Mascote Camaleão Kaizen: O camaleão de óculos que ilustra este artigo é o Kaizen que nos lembra a trazer afinal o que você procura sob a ótica da metodologia Kaizen — pequenas melhorias diárias, sem revoluções impossíveis, adaptando-se ao ambiente brasileiro como o camaleão se adapta.
FAQ:
1. Por que continuo procurando coisas que não preenchem?
Não saber responder ou ignorar isso significa manter o ciclo de consumo emocional e compras por impulso. Consequência prática: dívida crescente, ansiedade financeira que afeta até o sono e o desempenho no trabalho. SHD conecta isso aos sistemas internos não alinhados, ajudando a identificar o vazio real por trás da busca.
2. Ansiedade e burnout são só fase ou sinal de que procuro errado?
Ignorar significa normalizar o esgotamento como “vida de brasileiro”. Consequência: afastamento do trabalho, perda financeira, relacionamentos desgastados e estigma que piora a depressão. SHD constrói infraestrutura que integra mente, corpo e contexto econômico para reconhecer o sinal cedo e agir.
3. No Brasil com tanta desigualdade, faz sentido procurar propósito ou é luxo?
Não responder mantém a sensação de impotência frente à geografia social. Consequência: estagnação profissional e emocional, repetindo padrões ancestrais sem transformação. SHD mostra que autoconhecimento sistêmico é ferramenta acessível para criar direção mesmo em meio à desigualdade regional e social.
O que aprendemos é que afinal o que você procura não está em respostas prontas ou soluções mágicas. Está na construção paciente de uma infraestrutura interna sólida via Autoconhecimento Sistêmico SHD — que une o que sente com o mundo real do Brasil, da Zona Leste ao interior, da fábrica ao home office.

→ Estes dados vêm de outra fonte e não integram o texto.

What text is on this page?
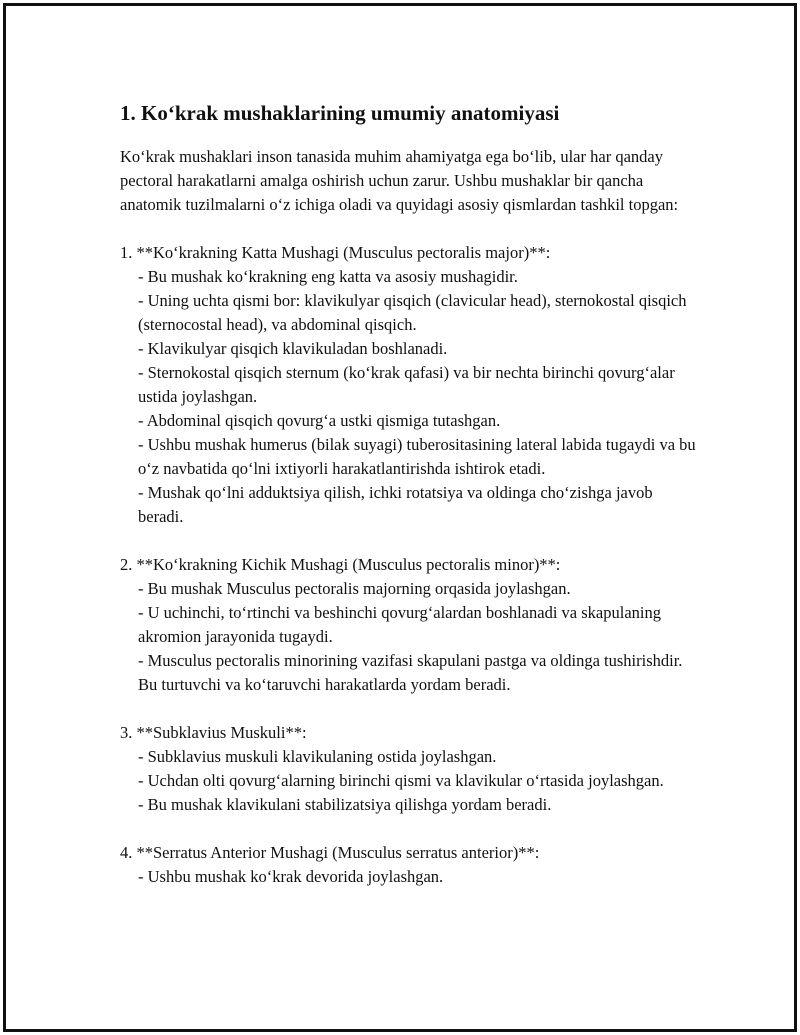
1. Koʻkrak mushaklarining umumiy anatomiyasi

Koʻkrak mushaklari inson tanasida muhim ahamiyatga ega boʻlib, ular har qanday pectoral harakatlarni amalga oshirish uchun zarur. Ushbu mushaklar bir qancha anatomik tuzilmalarni oʻz ichiga oladi va quyidagi asosiy qismlardan tashkil topgan:

1. **Koʻkrakning Katta Mushagi (Musculus pectoralis major)**:

- Bu mushak koʻkrakning eng katta va asosiy mushagidir.

- Uning uchta qismi bor: klavikulyar qisqich (clavicular head), sternokostal qisqich (sternocostal head), va abdominal qisqich.

- Klavikulyar qisqich klavikuladan boshlanadi.

- Sternokostal qisqich sternum (koʻkrak qafasi) va bir nechta birinchi qovurgʻalar ustida joylashgan.

- Abdominal qisqich qovurgʻa ustki qismiga tutashgan.

- Ushbu mushak humerus (bilak suyagi) tuberositasining lateral labida tugaydi va bu oʻz navbatida qoʻlni ixtiyorli harakatlantirishda ishtirok etadi.

- Mushak qoʻlni adduktsiya qilish, ichki rotatsiya va oldinga choʻzishga javob beradi.

2. **Koʻkrakning Kichik Mushagi (Musculus pectoralis minor)**:

- Bu mushak Musculus pectoralis majorning orqasida joylashgan.

- U uchinchi, toʻrtinchi va beshinchi qovurgʻalardan boshlanadi va skapulaning akromion jarayonida tugaydi.

- Musculus pectoralis minorining vazifasi skapulani pastga va oldinga tushirishdir. Bu turtuvchi va koʻtaruvchi harakatlarda yordam beradi.

3. **Subklavius Muskuli**:

- Subklavius muskuli klavikulaning ostida joylashgan.

- Uchdan olti qovurgʻalarning birinchi qismi va klavikular oʻrtasida joylashgan.

- Bu mushak klavikulani stabilizatsiya qilishga yordam beradi.

4. **Serratus Anterior Mushagi (Musculus serratus anterior)**:

- Ushbu mushak koʻkrak devorida joylashgan.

A verdade incômoda é que muitos vão continuar correndo atrás de vento porque preferem o conforto da reclamação. Mas quem para, analisa sem dogmas e aplica, ganha clareza que muda o jogo. Não é sobre ser positivo. É sobre ser estratégico no caos.
Agradeço a você por participar direta ou indiretamente do meu processo de evolução aqui no Seja Hoje Diferente, pelo apoio no SHD Indica e pela participação nas redes e no grupo de notificações no WhatsApp.
A realidade não suaviza: o Brasil cobra caro de quem não se conhece.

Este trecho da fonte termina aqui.